## Simulation Exercises

Using the repo setup directions, setup a new local and remote repository named statistics-exercises. The local version of your repo should live inside of ~/codeup-data-science. This repo should be named statistics-exercises

Do your work for this exercise in either a python file named simulation.py or a jupyter notebook named simulation.ipynb.

## Generating Random Numbers with Numpy

The `numpy.random` module provides a number of functions for generating random numbers.

- `np.random.choice`: selects random options from a list
- `np.random.random`: generates numbers between 0 and 1
- `np.random.uniform`: generates numbers between a given lower and upper bound
- `np.random.randn`: generates numbers from the standard normal distribution
- `np.random.normal`: generates numbers from a normal distribution with a specified mean and standard deviation

In [1]:
import numpy as np
import pandas as pd
import matplotlib.pyplot as plt
%config InlineBackend.figure_format = 'retina'

import viz # curriculum example visualizations (must live in same dir)

np.random.seed(123)

1. How likely is it that you roll doubles when rolling two dice?

In [2]:
n_trials = nrows = 10_000
n_dice = ncols = 1

roll1 = np.random.choice([1, 2, 3, 4, 5, 6], size = (n_trials, n_dice))
roll2 = np.random.choice([1, 2, 3, 4, 5, 6], size = (n_trials, n_dice))
roll = (roll1, roll2)
roll

(array([[6],
        [3],
        [5],
        ...,
        [2],
        [1],
        [1]]),
 array([[4],
        [5],
        [4],
        ...,
        [1],
        [5],
        [5]]))

In [3]:
doubles = (roll1 == roll2)
doubles

array([[False],
       [False],
       [False],
       ...,
       [False],
       [False],
       [False]])

In [4]:
sums_by_trial = doubles.sum(axis=1)
sums_by_trial

array([0, 0, 0, ..., 0, 0, 0])

In [5]:
win_rate = doubles.mean()
win_rate

0.1677

2. If you flip 8 coins, what is the probability of getting exactly 3 heads? What is the probability of getting more than 3 heads?

In [9]:
n_flips = nrows = 10_000
n_coins = ncols = 8

toss = np.random.choice([True, False], size = (n_flips, n_coins))
toss

array([[False, False, False, ...,  True,  True,  True],
       [ True, False,  True, ...,  True, False, False],
       [ True,  True, False, ...,  True, False, False],
       ...,
       [ True,  True,  True, ..., False,  True, False],
       [ True,  True,  True, ...,  True,  True,  True],
       [False, False,  True, ..., False, False, False]])

In [10]:
toss.sum(axis=1)

array([4, 4, 4, ..., 4, 8, 2])

In [13]:
(toss.sum(axis=1) == 3).sum()

2211

In [15]:
print(f'Probability of getting exactly 3 Heads: {(toss.sum(axis=1) == 3).sum() / n_flips}')

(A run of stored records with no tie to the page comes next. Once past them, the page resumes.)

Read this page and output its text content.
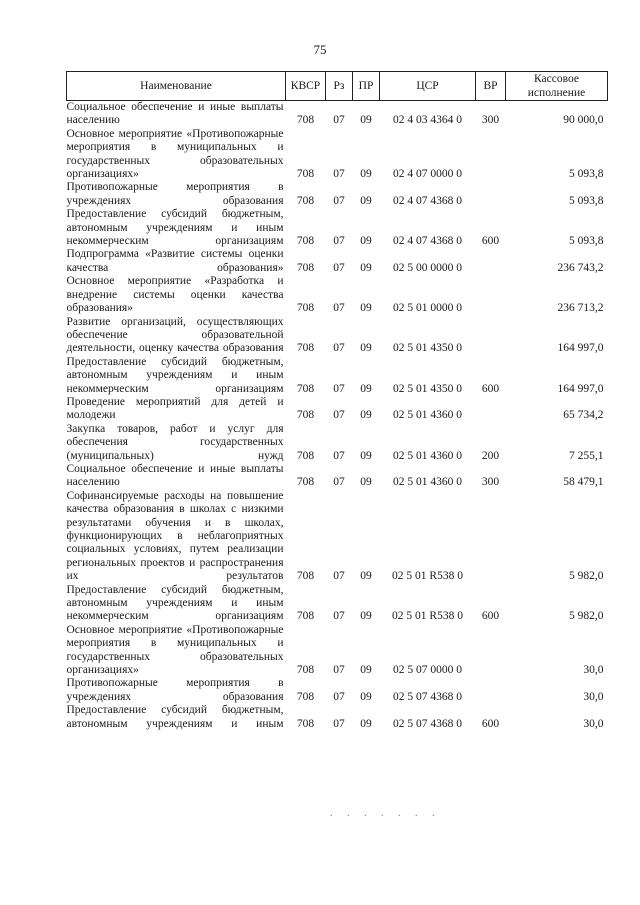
75
Наименование	КВСР	Рз	ПР	ЦСР	ВР	Кассовое исполнение
Социальное обеспечение и иные выплаты населению	708	07	09	02 4 03 4364 0	300	90 000,0
Основное мероприятие «Противопожарные мероприятия в муниципальных и государственных образовательных организациях»	708	07	09	02 4 07 0000 0		5 093,8
Противопожарные мероприятия в учреждениях образования	708	07	09	02 4 07 4368 0		5 093,8
Предоставление субсидий бюджетным, автономным учреждениям и иным некоммерческим организациям	708	07	09	02 4 07 4368 0	600	5 093,8
Подпрограмма «Развитие системы оценки качества образования»	708	07	09	02 5 00 0000 0		236 743,2
Основное мероприятие «Разработка и внедрение системы оценки качества образования»	708	07	09	02 5 01 0000 0		236 713,2
Развитие организаций, осуществляющих обеспечение образовательной деятельности, оценку качества образования	708	07	09	02 5 01 4350 0		164 997,0
Предоставление субсидий бюджетным, автономным учреждениям и иным некоммерческим организациям	708	07	09	02 5 01 4350 0	600	164 997,0
Проведение мероприятий для детей и молодежи	708	07	09	02 5 01 4360 0		65 734,2
Закупка товаров, работ и услуг для обеспечения государственных (муниципальных) нужд	708	07	09	02 5 01 4360 0	200	7 255,1
Социальное обеспечение и иные выплаты населению	708	07	09	02 5 01 4360 0	300	58 479,1
Софинансируемые расходы на повышение качества образования в школах с низкими результатами обучения и в школах, функционирующих в неблагоприятных социальных условиях, путем реализации региональных проектов и распространения их результатов	708	07	09	02 5 01 R538 0		5 982,0
Предоставление субсидий бюджетным, автономным учреждениям и иным некоммерческим организациям	708	07	09	02 5 01 R538 0	600	5 982,0
Основное мероприятие «Противопожарные мероприятия в муниципальных и государственных образовательных организациях»	708	07	09	02 5 07 0000 0		30,0
Противопожарные мероприятия в учреждениях образования	708	07	09	02 5 07 4368 0		30,0
Предоставление субсидий бюджетным, автономным учреждениям и иным	708	07	09	02 5 07 4368 0	600	30,0
. . . . . . .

Probability of getting exactly 3 Heads: 0.2211


In [16]:
print(f'Probability of getting more than 3 Heads: {(toss.sum(axis=1) > 3).sum() / n_flips}')

Probability of getting more than 3 Heads: 0.64


3. There are approximitely 3 web development cohorts for every 1 data science cohort at Codeup. Assuming that Codeup randomly selects an alumni to put on a billboard, what are the odds that the two billboards I drive past both have data science students on them?

4. Codeup students buy, on average, 3 poptart packages with a standard deviation of 1.5 a day from the snack vending machine. If on monday the machine is restocked with 17 poptart packages, how likely is it that I will be able to buy some poptarts on Friday afternoon? (Remember, if you have mean and standard deviation, use the np.random.normal) You'll need to make a judgement call on how to handle some of your values

5. Compare Heights
* Men have an average height of 178 cm and standard deviation of 8cm.
* Women have a mean of 170, sd = 6cm.
* Since you have means and standard deviations, you can use np.random.normal to generate observations.
* If a man and woman are chosen at random, what is the likelihood the woman is taller than the man?

6. When installing anaconda on a student's computer, there's a 1 in 250 chance that the download is corrupted and the installation fails. What are the odds that after having 50 students download anaconda, no one has an installation issue? 100 students?
* What is the probability that we observe an installation issue within the first 150 students that download anaconda?
* How likely is it that 450 students all download anaconda without an issue?

7. There's a 70% chance on any given day that there will be at least one food truck at Travis Park. However, you haven't seen a food truck there in 3 days. How unlikely is this?
* How likely is it that a food truck will show up sometime this week?

8. If 23 people are in the same room, what are the odds that two of them share a birthday? What if it's 20 people? 40?